Gene "G.D." Demby is the founder and editor of PostBourgie. In his day job, he blogs and reports on race and ethnicity for NPR's Code Switch team.
G.D.
  • Awesome. Erm, paranthetically…”bloviation”? (I mean, I like it, but don’t think I get it.)

    • hmmm. what’s wrong with ‘bloviation’?

      • Absolutely nothing, I just don’t know what the word combo is. *scratching head*

        • you mean ‘getting your bloviation on’?

          • Yup! Word combo = “blog” + “motivation”? Bear with me on this one, sometimes I’m slow…

            • ooooh. i gotcha.

              http://www.merriam-webster.com/dictionary/bloviate

              Main Entry: blo·vi·ate
              Pronunciation: \ˈblō-vē-ˌāt\
              Function: intransitive verb
              Inflected Form(s): blo·vi·at·ed; blo·vi·at·ing
              Etymology: perhaps irregular from 1blow
              Date: circa 1879

              : to speak or write verbosely and windily

              • Thanks, G.D.!

              • de nada, mi hermana.

  • Lisa

    Wow. What a tool this guy is. He doesn’t even have his facts straight, women without children don’t make the same money as men do. Where did he pull that from? His butt? And yes, he does seem a lot like Ross Douthat, I keep hearing people refer to him like he is some bright shining star and I’ve read a few of his pieces but to me he often comes across as clueless, vapid, and pretending to be “reasonable” when he is actually very firmly pressing a specific right wing agenda but is just saying it more “nicely.” Maybe clueless is the wrong word, he is either naive or he knows exactly what he is talking about but tries to obfuscate it by pretending to be reasonable. I’m to the point that I cringe when I hear his name.

  • Seth in LA

    Besides PE-G saying that women without children make as much money as men do, which as Lisa above says is certainly false, he also uses it as a bizarre example: “But sadly today, in the West, the most limiting factor in women’s economic fortunes is women themselves. For example, women without children have the same salaries as their male counterparts.” If I understand him here, he is using a woman’s decision to have children as an example of (and his only example of) a female behavior that limits women’s economic fortunes.

    The Shirkey piece, while celebrating the ruthlessness of men, also seems to promote above all, men’s ability to lie, or at least skirt the truth for their own benefit as the key to success. If only women could lie as well as men, they would be more successful too.

    Does anybody believe this to be true?

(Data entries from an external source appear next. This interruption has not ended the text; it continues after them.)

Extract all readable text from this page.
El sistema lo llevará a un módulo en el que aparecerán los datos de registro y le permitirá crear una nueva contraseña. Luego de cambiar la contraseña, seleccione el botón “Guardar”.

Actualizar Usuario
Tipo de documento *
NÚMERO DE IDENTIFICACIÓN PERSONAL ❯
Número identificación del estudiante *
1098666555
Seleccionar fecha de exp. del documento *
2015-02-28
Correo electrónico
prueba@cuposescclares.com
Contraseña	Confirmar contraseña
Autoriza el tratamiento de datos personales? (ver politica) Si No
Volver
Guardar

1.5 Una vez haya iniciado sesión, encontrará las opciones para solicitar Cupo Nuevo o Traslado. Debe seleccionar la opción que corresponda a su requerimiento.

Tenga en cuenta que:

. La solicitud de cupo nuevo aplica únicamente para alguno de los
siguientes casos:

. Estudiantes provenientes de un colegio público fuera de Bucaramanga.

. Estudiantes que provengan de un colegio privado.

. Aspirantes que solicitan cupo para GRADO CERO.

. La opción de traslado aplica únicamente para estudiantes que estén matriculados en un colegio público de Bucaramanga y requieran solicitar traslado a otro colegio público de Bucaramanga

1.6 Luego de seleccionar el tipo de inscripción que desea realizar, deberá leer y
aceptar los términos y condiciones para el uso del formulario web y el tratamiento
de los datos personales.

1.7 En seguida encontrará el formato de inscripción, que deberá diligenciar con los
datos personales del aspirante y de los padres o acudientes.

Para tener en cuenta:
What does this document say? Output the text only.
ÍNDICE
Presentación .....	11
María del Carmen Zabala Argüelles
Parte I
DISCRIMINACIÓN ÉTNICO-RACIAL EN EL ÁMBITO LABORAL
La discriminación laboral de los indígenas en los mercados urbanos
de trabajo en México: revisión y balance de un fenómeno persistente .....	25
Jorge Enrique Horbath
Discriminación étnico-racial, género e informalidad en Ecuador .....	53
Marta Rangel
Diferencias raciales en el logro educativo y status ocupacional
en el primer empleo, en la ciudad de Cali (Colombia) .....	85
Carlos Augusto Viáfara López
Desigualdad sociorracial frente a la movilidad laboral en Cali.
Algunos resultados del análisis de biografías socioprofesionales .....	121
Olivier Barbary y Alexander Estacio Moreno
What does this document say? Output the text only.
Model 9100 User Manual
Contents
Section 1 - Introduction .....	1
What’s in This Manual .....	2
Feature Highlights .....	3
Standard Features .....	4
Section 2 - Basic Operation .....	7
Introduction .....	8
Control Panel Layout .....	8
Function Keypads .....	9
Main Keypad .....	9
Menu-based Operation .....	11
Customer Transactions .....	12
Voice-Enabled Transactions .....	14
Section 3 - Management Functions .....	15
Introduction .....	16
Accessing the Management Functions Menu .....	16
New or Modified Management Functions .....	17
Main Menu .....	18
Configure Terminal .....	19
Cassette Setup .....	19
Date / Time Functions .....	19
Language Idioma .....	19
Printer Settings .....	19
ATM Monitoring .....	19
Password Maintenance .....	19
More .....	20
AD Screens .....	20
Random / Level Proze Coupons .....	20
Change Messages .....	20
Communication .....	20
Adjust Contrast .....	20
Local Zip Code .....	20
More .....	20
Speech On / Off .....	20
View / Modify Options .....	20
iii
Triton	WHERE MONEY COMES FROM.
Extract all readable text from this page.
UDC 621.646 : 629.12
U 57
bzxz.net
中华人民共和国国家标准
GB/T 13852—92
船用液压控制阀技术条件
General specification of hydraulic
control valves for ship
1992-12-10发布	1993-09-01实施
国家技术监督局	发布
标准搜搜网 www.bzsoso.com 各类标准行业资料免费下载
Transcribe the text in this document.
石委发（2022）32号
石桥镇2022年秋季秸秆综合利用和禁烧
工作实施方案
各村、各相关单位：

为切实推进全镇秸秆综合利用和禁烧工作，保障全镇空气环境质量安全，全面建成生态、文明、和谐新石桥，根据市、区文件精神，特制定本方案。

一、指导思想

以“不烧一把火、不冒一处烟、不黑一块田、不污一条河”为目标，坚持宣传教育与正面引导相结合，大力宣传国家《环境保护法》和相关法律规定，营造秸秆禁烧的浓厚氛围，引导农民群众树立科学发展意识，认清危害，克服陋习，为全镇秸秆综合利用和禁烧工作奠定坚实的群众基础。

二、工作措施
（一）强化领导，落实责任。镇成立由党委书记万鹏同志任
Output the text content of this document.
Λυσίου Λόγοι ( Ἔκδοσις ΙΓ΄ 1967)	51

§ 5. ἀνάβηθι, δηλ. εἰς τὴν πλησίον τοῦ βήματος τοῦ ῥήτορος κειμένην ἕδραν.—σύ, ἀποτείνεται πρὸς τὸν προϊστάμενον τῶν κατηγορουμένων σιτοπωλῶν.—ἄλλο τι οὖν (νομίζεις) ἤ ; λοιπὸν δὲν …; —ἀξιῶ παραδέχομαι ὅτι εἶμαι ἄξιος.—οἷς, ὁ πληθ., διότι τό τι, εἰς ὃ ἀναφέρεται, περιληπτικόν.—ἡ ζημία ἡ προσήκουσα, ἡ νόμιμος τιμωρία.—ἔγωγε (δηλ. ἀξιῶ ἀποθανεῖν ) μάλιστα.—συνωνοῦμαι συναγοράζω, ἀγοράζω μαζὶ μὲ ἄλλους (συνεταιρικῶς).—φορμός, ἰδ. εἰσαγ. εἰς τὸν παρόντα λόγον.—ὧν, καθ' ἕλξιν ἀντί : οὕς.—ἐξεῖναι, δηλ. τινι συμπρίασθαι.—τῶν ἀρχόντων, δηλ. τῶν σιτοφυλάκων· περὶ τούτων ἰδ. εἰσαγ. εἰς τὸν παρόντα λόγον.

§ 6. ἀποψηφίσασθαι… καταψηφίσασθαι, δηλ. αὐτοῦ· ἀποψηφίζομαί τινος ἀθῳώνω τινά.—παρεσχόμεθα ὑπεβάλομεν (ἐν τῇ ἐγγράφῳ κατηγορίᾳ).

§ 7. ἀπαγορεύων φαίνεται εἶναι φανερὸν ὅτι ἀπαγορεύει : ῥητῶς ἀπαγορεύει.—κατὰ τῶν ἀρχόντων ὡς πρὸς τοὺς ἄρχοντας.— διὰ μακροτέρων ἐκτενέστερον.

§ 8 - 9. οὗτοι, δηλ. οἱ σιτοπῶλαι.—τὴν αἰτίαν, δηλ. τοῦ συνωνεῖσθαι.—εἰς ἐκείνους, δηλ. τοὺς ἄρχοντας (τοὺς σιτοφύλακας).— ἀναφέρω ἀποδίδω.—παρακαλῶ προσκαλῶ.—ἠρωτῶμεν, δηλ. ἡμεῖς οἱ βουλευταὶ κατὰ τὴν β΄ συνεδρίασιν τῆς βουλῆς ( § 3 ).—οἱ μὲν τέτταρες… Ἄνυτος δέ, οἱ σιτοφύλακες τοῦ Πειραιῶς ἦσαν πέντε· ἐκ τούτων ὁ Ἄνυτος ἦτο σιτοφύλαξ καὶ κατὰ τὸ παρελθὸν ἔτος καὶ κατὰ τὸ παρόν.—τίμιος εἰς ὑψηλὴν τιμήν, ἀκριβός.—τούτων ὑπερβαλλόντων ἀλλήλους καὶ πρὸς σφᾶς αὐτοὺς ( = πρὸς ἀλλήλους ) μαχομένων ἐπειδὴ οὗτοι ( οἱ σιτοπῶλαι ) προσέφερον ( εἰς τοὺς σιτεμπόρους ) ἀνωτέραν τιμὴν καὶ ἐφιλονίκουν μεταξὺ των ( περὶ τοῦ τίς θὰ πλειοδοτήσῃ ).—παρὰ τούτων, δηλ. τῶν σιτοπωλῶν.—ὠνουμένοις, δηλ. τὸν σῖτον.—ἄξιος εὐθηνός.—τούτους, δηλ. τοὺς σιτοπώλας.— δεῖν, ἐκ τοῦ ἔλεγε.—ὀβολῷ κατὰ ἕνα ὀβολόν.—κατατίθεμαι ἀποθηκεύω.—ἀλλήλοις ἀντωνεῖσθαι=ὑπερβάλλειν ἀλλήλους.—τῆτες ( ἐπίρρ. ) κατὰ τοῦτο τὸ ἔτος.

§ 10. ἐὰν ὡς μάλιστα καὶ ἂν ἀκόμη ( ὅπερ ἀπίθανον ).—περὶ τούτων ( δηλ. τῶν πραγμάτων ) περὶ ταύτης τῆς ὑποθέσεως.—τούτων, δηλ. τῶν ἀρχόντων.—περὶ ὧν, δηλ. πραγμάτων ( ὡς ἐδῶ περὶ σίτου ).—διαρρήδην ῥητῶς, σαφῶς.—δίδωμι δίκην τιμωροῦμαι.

  • I feel sorry for his daughters. What’s going to happen when they grow up and start to feel like nothing they do is ever good enough (read: aggressive enough)? Let alone the fact that aggressive women are generally seen as cold-hearted bitches. I don’t envy them, because if he succeeds in giving them “rocket launchers” they’re going to have a very tough time managing relationships inside and outside the workplace.

  • I think there is data, actually, that single, childless women earn the equivalent or more than their male peers in some industries. I’ve seen some from a sociologist from Queens in the NYT concerning salaries in NYC. Andrew Beveridge.

    There’s also a lot of research on the marriage and motherhood penalties for working women. And I think men become more valued in the workplace once they become “providers”.

  • Word. I hate people who make assertions based on personal experience and then pretend that they are universal. There is a room for that kind of writing, but too many conservative commentators these days rely entirely on it. I blame the fact that they all came up blogging instead of reporting.

    • quadmoniker

      hear hear. if you want to use personal examples to illustrate a problem that you have facts to support, or to write about a purely personal thing, then fine. but you can’t say, hey, because i have a wife now i think this is true of women.